После чего злодей, давясь от сдерживаемого смеха, возвращался к брату и сестрам. Мы выжидали минуты три, затем отправлялся следующий:
— Бэабушкэ, можно я понесу твою шэаль?
Его также благодарили с неизменной ласковостью.
Или мы принимались шепелявить до полного онемения: протыкали с-таны с-пагой, с-топором, с-тыком и с-топали с-пильками... Бабушка этого не замечала. А если и замечала (наверное, иногда все-таки замечала), то лишь посмеивалась; мол, обычные детские забавы, а вообще ее внучата — образцы вежливости! Эта скромность, простота и милосердие, какая-то отрешенность от земного зла были бабушкиной защитой против всех тягот, выпавших на ее долю. Для нее просто перестало существовать все плохое и тяжкое. Ведь больше, чем ты сможешь снести, на себя не взвалишь,— наверное, думала она. И если бабушка смогла нести свою ношу, то лишь благодаря наивной, простодушной христианской вере в то, что все в жизни в конце концов образуется к лучшему. Это была вера без красивых слов, без лицемерия и не в тягость другим. Бабушка всегда поступала как христианка, хотя никогда не говорила о христианстве.
То, что мои родители отошли от церкви и мы, дети, пошли по их стопам, возможно, и даже наверняка, огорчало бабушку. Но она не говорила об этом. Бог знал, коль дозволял; не ее дело вмешиваться. Когда она приезжала к нам в гости, она, конечно, ни в чем не отступала от своих обычаев, но все делала совершенно незаметно. Незаметно уходила воскресным утром в церковь, незаметно за обедом и ужином, наклонив голову, складывала руки и тихо шептала застольную молитву.
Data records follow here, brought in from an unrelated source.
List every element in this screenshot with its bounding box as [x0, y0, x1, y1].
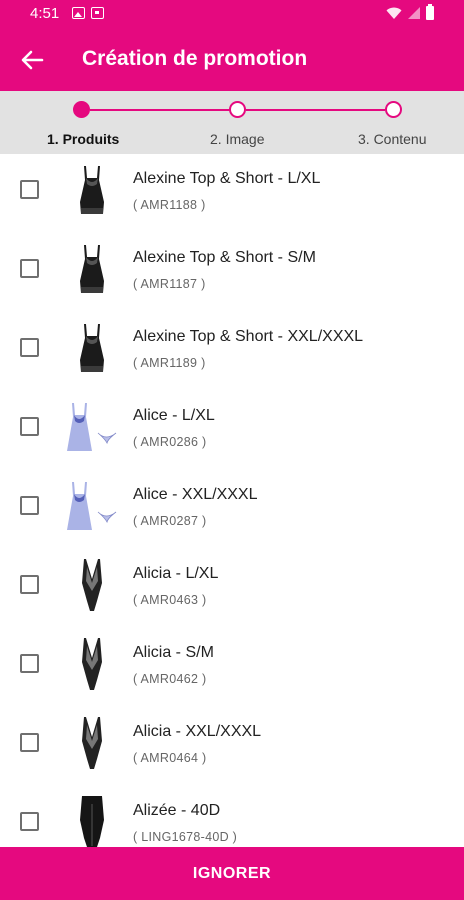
list-item[interactable]: Alicia - XXL/XXXL ( AMR0464 ) [0, 707, 464, 786]
product-name: Alicia - L/XL [133, 565, 219, 582]
list-item[interactable]: Alicia - L/XL ( AMR0463 ) [0, 549, 464, 628]
product-checkbox[interactable] [20, 259, 39, 278]
arrow-left-icon[interactable] [18, 46, 46, 74]
stepper-line [90, 109, 230, 111]
product-name: Alexine Top & Short - XXL/XXXL [133, 328, 364, 345]
step-label-image[interactable]: 2. Image [210, 131, 264, 147]
stepper-line [246, 109, 385, 111]
product-checkbox[interactable] [20, 180, 39, 199]
black-swimsuit-thumbnail [80, 796, 104, 847]
status-time: 4:51 [30, 5, 60, 22]
product-name: Alicia - S/M [133, 644, 214, 661]
list-item[interactable]: Alizée - 40D ( LING1678-40D ) [0, 786, 464, 847]
battery-icon [426, 4, 434, 20]
product-name: Alicia - XXL/XXXL [133, 723, 262, 740]
product-ref: ( AMR0286 ) [133, 435, 207, 449]
stepper: 1. Produits 2. Image 3. Contenu [0, 91, 464, 154]
product-checkbox[interactable] [20, 733, 39, 752]
status-bar: 4:51 [0, 0, 464, 28]
product-name: Alexine Top & Short - S/M [133, 249, 316, 266]
product-checkbox[interactable] [20, 338, 39, 357]
list-item[interactable]: Alice - L/XL ( AMR0286 ) [0, 391, 464, 470]
list-item[interactable]: Alicia - S/M ( AMR0462 ) [0, 628, 464, 707]
list-item[interactable]: Alice - XXL/XXXL ( AMR0287 ) [0, 470, 464, 549]
wifi-icon [386, 7, 402, 19]
image-icon [72, 7, 85, 19]
product-ref: ( AMR0287 ) [133, 514, 207, 528]
black-babydoll-thumbnail [80, 245, 104, 293]
list-item[interactable]: Alexine Top & Short - XXL/XXXL ( AMR1189… [0, 312, 464, 391]
product-ref: ( AMR0463 ) [133, 593, 207, 607]
product-ref: ( AMR1189 ) [133, 356, 206, 370]
black-babydoll-thumbnail [80, 324, 104, 372]
app-bar: Création de promotion [0, 28, 464, 91]
product-name: Alice - XXL/XXXL [133, 486, 258, 503]
list-item[interactable]: Alexine Top & Short - S/M ( AMR1187 ) [0, 233, 464, 312]
product-checkbox[interactable] [20, 654, 39, 673]
product-ref: ( LING1678-40D ) [133, 830, 238, 844]
step-label-contenu[interactable]: 3. Contenu [358, 131, 427, 147]
list-item[interactable]: Alexine Top & Short - L/XL ( AMR1188 ) [0, 154, 464, 233]
product-name: Alexine Top & Short - L/XL [133, 170, 321, 187]
product-ref: ( AMR0464 ) [133, 751, 207, 765]
blue-chemise-thumbnail [67, 482, 117, 530]
step-label-produits[interactable]: 1. Produits [47, 131, 119, 147]
black-babydoll-thumbnail [80, 166, 104, 214]
black-bodysuit-thumbnail [82, 559, 102, 611]
product-checkbox[interactable] [20, 812, 39, 831]
step-dot-2[interactable] [229, 101, 246, 118]
step-dot-1[interactable] [73, 101, 90, 118]
blue-chemise-thumbnail [67, 403, 117, 451]
notification-icon [91, 7, 104, 19]
ignore-button[interactable]: IGNORER [0, 847, 464, 900]
product-checkbox[interactable] [20, 417, 39, 436]
product-ref: ( AMR0462 ) [133, 672, 207, 686]
product-list[interactable]: Alexine Top & Short - L/XL ( AMR1188 ) A… [0, 154, 464, 847]
page-title: Création de promotion [82, 47, 308, 70]
product-checkbox[interactable] [20, 575, 39, 594]
footer-bar: IGNORER [0, 847, 464, 900]
product-ref: ( AMR1187 ) [133, 277, 206, 291]
black-bodysuit-thumbnail [82, 638, 102, 690]
product-name: Alizée - 40D [133, 802, 221, 819]
black-bodysuit-thumbnail [82, 717, 102, 769]
signal-icon [408, 7, 420, 19]
product-name: Alice - L/XL [133, 407, 215, 424]
step-dot-3[interactable] [385, 101, 402, 118]
product-ref: ( AMR1188 ) [133, 198, 206, 212]
product-checkbox[interactable] [20, 496, 39, 515]
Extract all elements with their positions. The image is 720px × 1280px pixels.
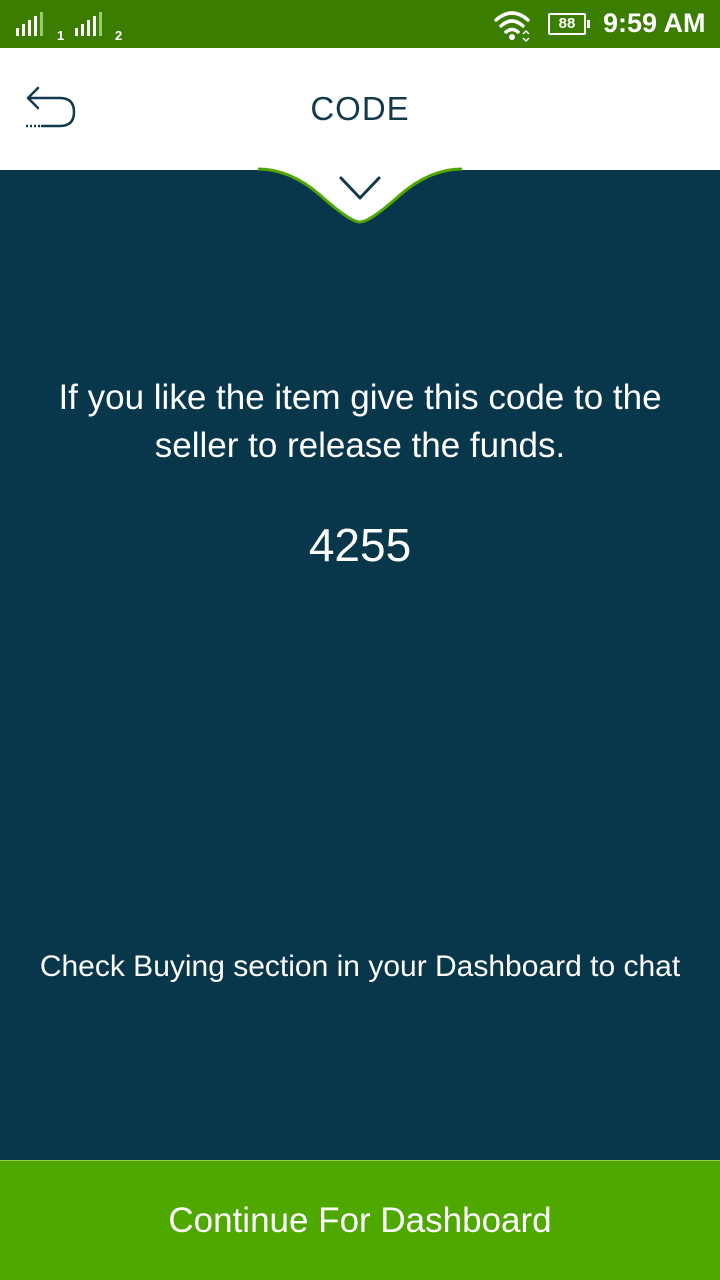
release-message: If you like the item give this code to t…	[58, 378, 662, 465]
app-header: CODE	[0, 48, 720, 170]
page-title: CODE	[310, 90, 410, 127]
continue-dashboard-button[interactable]: Continue For Dashboard	[0, 1160, 720, 1280]
wifi-icon	[492, 8, 532, 47]
sim2-label: 2	[115, 28, 123, 43]
status-time: 9:59 AM	[603, 8, 706, 38]
release-code: 4255	[308, 519, 412, 571]
battery-icon: 88	[548, 13, 590, 35]
dashboard-hint: Check Buying section in your Dashboard t…	[39, 950, 681, 983]
signal-icon	[73, 12, 107, 38]
chevron-down-icon[interactable]	[338, 174, 382, 204]
sim1-label: 1	[57, 28, 65, 43]
signal-icon	[14, 12, 48, 38]
status-bar: 1 2 88 9:59 AM	[0, 0, 720, 48]
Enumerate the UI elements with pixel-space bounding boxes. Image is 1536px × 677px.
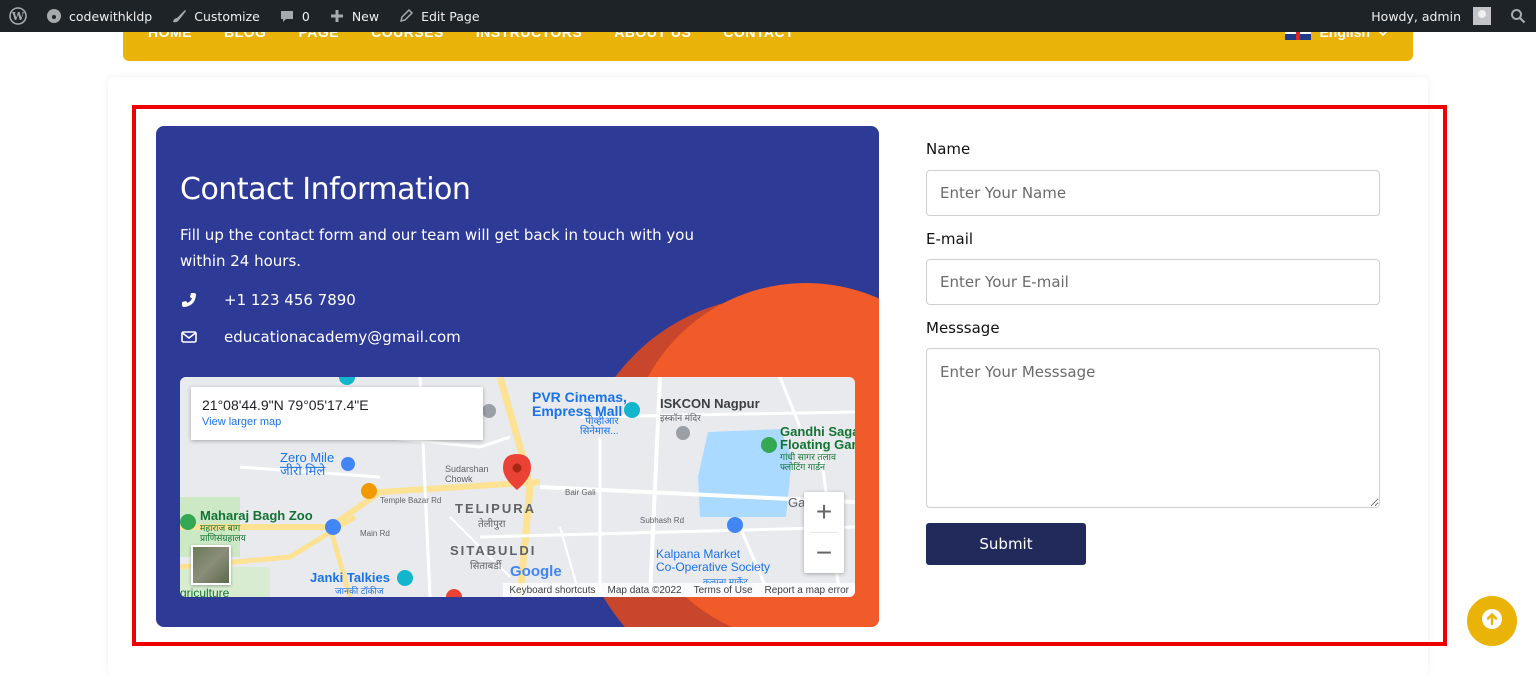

И должен сказать, что как бы мы, дети, ни были расположены подшучивать над маленькими странностями бабушки, во время ее молитвы царила тишина. Мы даже не решались украдкой поглядывать на нее. Во всяком случае, отец пресек бы здесь малейшую бестактность с нашей стороны. Он был из тех людей, кто не мешает блаженствовать каждому на свой лад и какую-либо опеку в делах, касающихся веры, считал особенно недопустимой. Он и нас всегда воспитывал так, чтобы мы с уважением относились к чужим мнениям (даже в корне противоречившим нашим), а если не могли уважать, то, по крайней мере, молча выслушивали бы их.